If you intend on visiting the USA via sailboat, then the visa waiver program does not apply and you will need to get a US Visa while still in the U.K. (this applies to all Visa-Waiver countries). This will take several weeks and, depending upon what the consular officials decide, you might need to supply things such as titles/deeds to property or rental contracts so that you can prove that you have ties to the U.K. and do not intend on overstaying in the USA when you visit. The final step is an interview, which I think can currently only be done in London, so you'd have to travel there for a day.
None of the commonly visited Caribbean
countries require you to have a visa to visit, but keep in mind that the BVI, while part of the commonwealth, will only grant you the normal 2-3 week visa stamp on arrival.
If you intend to cruise
around the USA by boat you will need to apply for a cruising permit
and remember that each time you lift
up and drop anchor
you will have to call in to Homeland Security
or risk paying a hefty fine.
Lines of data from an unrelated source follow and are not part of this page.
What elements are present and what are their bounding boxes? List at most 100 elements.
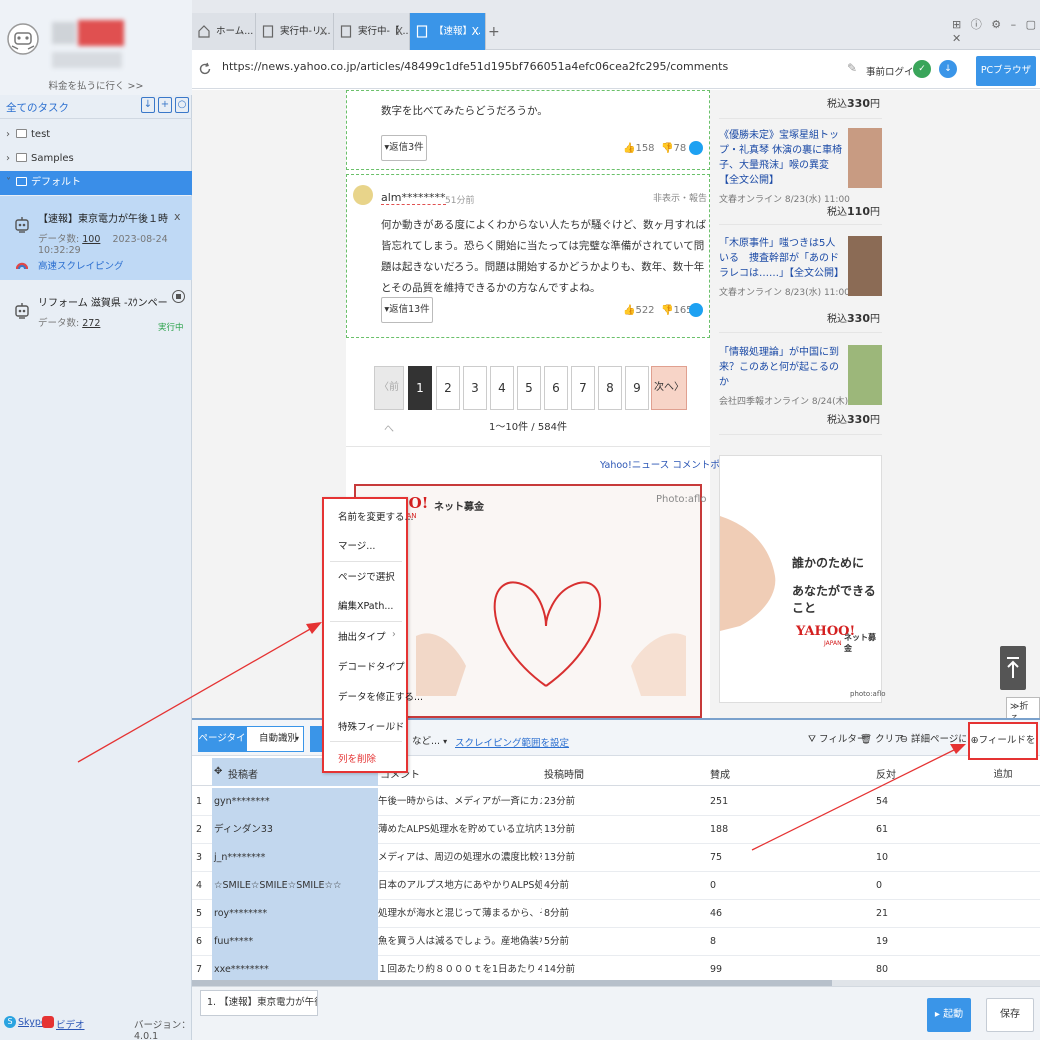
cell-time[interactable]: 8分前 <box>544 900 704 928</box>
column-header[interactable]: 投稿者 <box>228 766 258 781</box>
tab-news-active[interactable]: 【速報】... X <box>410 13 486 50</box>
cell-comment[interactable]: 処理水が海水と混じって薄まるから、そこまで気に... <box>378 900 542 928</box>
add-field-button[interactable]: ⊕フィールドを追加 <box>968 722 1038 780</box>
column-header[interactable]: 投稿時間 <box>544 766 584 781</box>
pagination-next[interactable]: 次へ〉 <box>651 366 687 410</box>
news-thumbnail[interactable] <box>848 128 882 188</box>
go-detail-button[interactable]: ⊖ 詳細ページに行く <box>900 731 966 745</box>
pay-link[interactable]: 料金を払うに行く >> <box>40 78 152 92</box>
table-row[interactable]: 6 fuu***** 魚を買う人は減るでしょう。産地偽装なども考えれ... 5分… <box>192 928 1040 956</box>
tab-running-1[interactable]: 実行中-リ... X <box>256 13 334 50</box>
pagination-page[interactable]: 4 <box>490 366 514 410</box>
column-header[interactable]: 賛成 <box>710 766 730 781</box>
save-button[interactable]: 保存 <box>986 998 1034 1032</box>
menu-item-extract-type[interactable]: 抽出タイプ › <box>338 629 396 643</box>
cell-agree[interactable]: 251 <box>710 788 870 816</box>
new-tab-button[interactable]: + <box>488 24 500 40</box>
cell-author[interactable]: gyn******** <box>212 788 378 816</box>
news-title[interactable]: 「木原事件」嗤つきは5人いる 捜査幹部が「あのドラレコは……」【全文公開】 <box>719 236 844 281</box>
new-task-icon[interactable]: + <box>158 97 172 113</box>
refresh-icon[interactable] <box>198 62 212 76</box>
tree-item-samples[interactable]: › Samples <box>0 147 192 171</box>
stop-task-icon[interactable] <box>172 290 185 303</box>
table-row[interactable]: 4 ☆SMILE☆SMILE☆SMILE☆☆ 日本のアルプス地方にあやかりALP… <box>192 872 1040 900</box>
pc-browser-button[interactable]: PCブラウザ <box>976 56 1036 86</box>
table-row[interactable]: 3 j_n******** メディアは、周辺の処理水の濃度比較を合わせ科学...… <box>192 844 1040 872</box>
extension-icon-green[interactable]: ✓ <box>913 60 931 78</box>
menu-item-special-field[interactable]: 特殊フィールド › <box>338 719 404 733</box>
cell-time[interactable]: 13分前 <box>544 816 704 844</box>
table-row[interactable]: 1 gyn******** 午後一時からは、メディアが一斉にカメラを入れて...… <box>192 788 1040 816</box>
task-tab[interactable]: 1. 【速報】東京電力が午後１時頃... <box>200 990 318 1016</box>
cell-comment[interactable]: 薄めたALPS処理水を貯めている立坑内のトリチウ... <box>378 816 542 844</box>
menu-item-merge[interactable]: マージ... <box>338 538 375 552</box>
video-icon[interactable] <box>42 1016 54 1028</box>
cell-comment[interactable]: 午後一時からは、メディアが一斉にカメラを入れて... <box>378 788 542 816</box>
video-link[interactable]: ビデオ <box>56 1017 85 1031</box>
extension-icon-blue[interactable]: ↓ <box>939 60 957 78</box>
scroll-to-top-button[interactable] <box>1000 646 1026 690</box>
cell-agree[interactable]: 0 <box>710 872 870 900</box>
cell-author[interactable]: j_n******** <box>212 844 378 872</box>
filter-button[interactable]: ⛛ フィルター <box>808 731 866 745</box>
start-button[interactable]: ▸ 起動 <box>927 998 971 1032</box>
cell-agree[interactable]: 75 <box>710 844 870 872</box>
cell-disagree[interactable]: 54 <box>876 788 1036 816</box>
news-title[interactable]: 「情報処理論」が中国に到来？このあと何が起こるのか <box>719 345 843 390</box>
pagination-page[interactable]: 1 <box>408 366 432 410</box>
menu-item-rename[interactable]: 名前を変更する... <box>338 509 414 523</box>
close-task-icon[interactable]: x <box>174 210 181 223</box>
all-tasks-label[interactable]: 全てのタスク <box>6 100 69 115</box>
dislike-count[interactable]: 👎165 <box>661 305 693 316</box>
hide-report-link[interactable]: 非表示・報告 <box>653 191 707 204</box>
reply-button[interactable]: ▾返信3件 <box>381 135 427 161</box>
cell-disagree[interactable]: 19 <box>876 928 1036 956</box>
cell-author[interactable]: ディンダン33 <box>212 816 378 844</box>
cell-author[interactable]: fuu***** <box>212 928 378 956</box>
cell-comment[interactable]: 魚を買う人は減るでしょう。産地偽装なども考えれ... <box>378 928 542 956</box>
move-column-icon[interactable]: ✥ <box>214 766 222 777</box>
page-type-select[interactable]: 自動識別 ▾ <box>246 726 304 752</box>
cell-time[interactable]: 5分前 <box>544 928 704 956</box>
dislike-count[interactable]: 👎78 <box>661 143 686 154</box>
cell-time[interactable]: 4分前 <box>544 872 704 900</box>
cell-time[interactable]: 13分前 <box>544 844 704 872</box>
pagination-page[interactable]: 9 <box>625 366 649 410</box>
cell-agree[interactable]: 8 <box>710 928 870 956</box>
menu-item-select-on-page[interactable]: ページで選択 <box>338 569 395 583</box>
cell-disagree[interactable]: 21 <box>876 900 1036 928</box>
menu-item-modify-data[interactable]: データを修正する... <box>338 689 423 703</box>
search-task-icon[interactable]: ○ <box>175 97 189 113</box>
cell-time[interactable]: 23分前 <box>544 788 704 816</box>
news-thumbnail[interactable] <box>848 345 882 405</box>
tree-item-default[interactable]: ˅ デフォルト <box>0 171 192 195</box>
donation-ad[interactable]: 誰かのために あなたができること YAHOO! JAPAN ネット募金 phot… <box>719 455 886 703</box>
cell-disagree[interactable]: 10 <box>876 844 1036 872</box>
tab-running-2[interactable]: 実行中-【... X <box>334 13 410 50</box>
cell-comment[interactable]: 日本のアルプス地方にあやかりALPS処理水という... <box>378 872 542 900</box>
pagination-page[interactable]: 7 <box>571 366 595 410</box>
cell-agree[interactable]: 188 <box>710 816 870 844</box>
tree-item-test[interactable]: › test <box>0 123 192 147</box>
cell-author[interactable]: ☆SMILE☆SMILE☆SMILE☆☆ <box>212 872 378 900</box>
reply-button[interactable]: ▾返信13件 <box>381 297 433 323</box>
like-count[interactable]: 👍522 <box>623 305 655 316</box>
like-count[interactable]: 👍158 <box>623 143 655 154</box>
avatar[interactable] <box>6 22 40 60</box>
cell-disagree[interactable]: 0 <box>876 872 1036 900</box>
pagination-page[interactable]: 2 <box>436 366 460 410</box>
twitter-icon[interactable] <box>689 303 703 317</box>
news-thumbnail[interactable] <box>848 236 882 296</box>
clear-button[interactable]: 🗑 クリア <box>860 731 904 745</box>
task-item-2[interactable]: リフォーム 滋賀県 -ｽｳンペーシ-スクレ... データ数: 272 実行中 <box>0 284 192 344</box>
twitter-icon[interactable] <box>689 141 703 155</box>
table-row[interactable]: 2 ディンダン33 薄めたALPS処理水を貯めている立坑内のトリチウ... 13… <box>192 816 1040 844</box>
news-title[interactable]: 《優勝未定》宝塚星組トップ・礼真琴 休演の裏に車椅子、大量飛沫」喉の異変【全文公… <box>719 128 843 188</box>
import-task-icon[interactable]: ↓ <box>141 97 155 113</box>
edit-url-icon[interactable]: ✎ <box>847 61 857 75</box>
menu-item-delete-column[interactable]: 列を削除 <box>338 751 376 765</box>
pagination-page[interactable]: 5 <box>517 366 541 410</box>
table-row[interactable]: 5 roy******** 処理水が海水と混じって薄まるから、そこまで気に...… <box>192 900 1040 928</box>
menu-item-decode-type[interactable]: デコードタイプ › <box>338 659 405 673</box>
close-tab-icon[interactable]: X <box>471 13 479 50</box>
Recently a thread was open here about a boat which changed their dock
in the same marina without notification and were subsequently fined!
(Sorry, I just re-read your post and see that you were referring to the USA visa. I believe that you have to apply for the visa from your place/country of residence, but I have heard that there might be exceptions made, I believe that the Bahamas
were mentioned, but it would be much easier to do this from home. I had to make 2 visits to the US consulate to finish my visa application, luckily the consulate at the time was only 1 hour away.).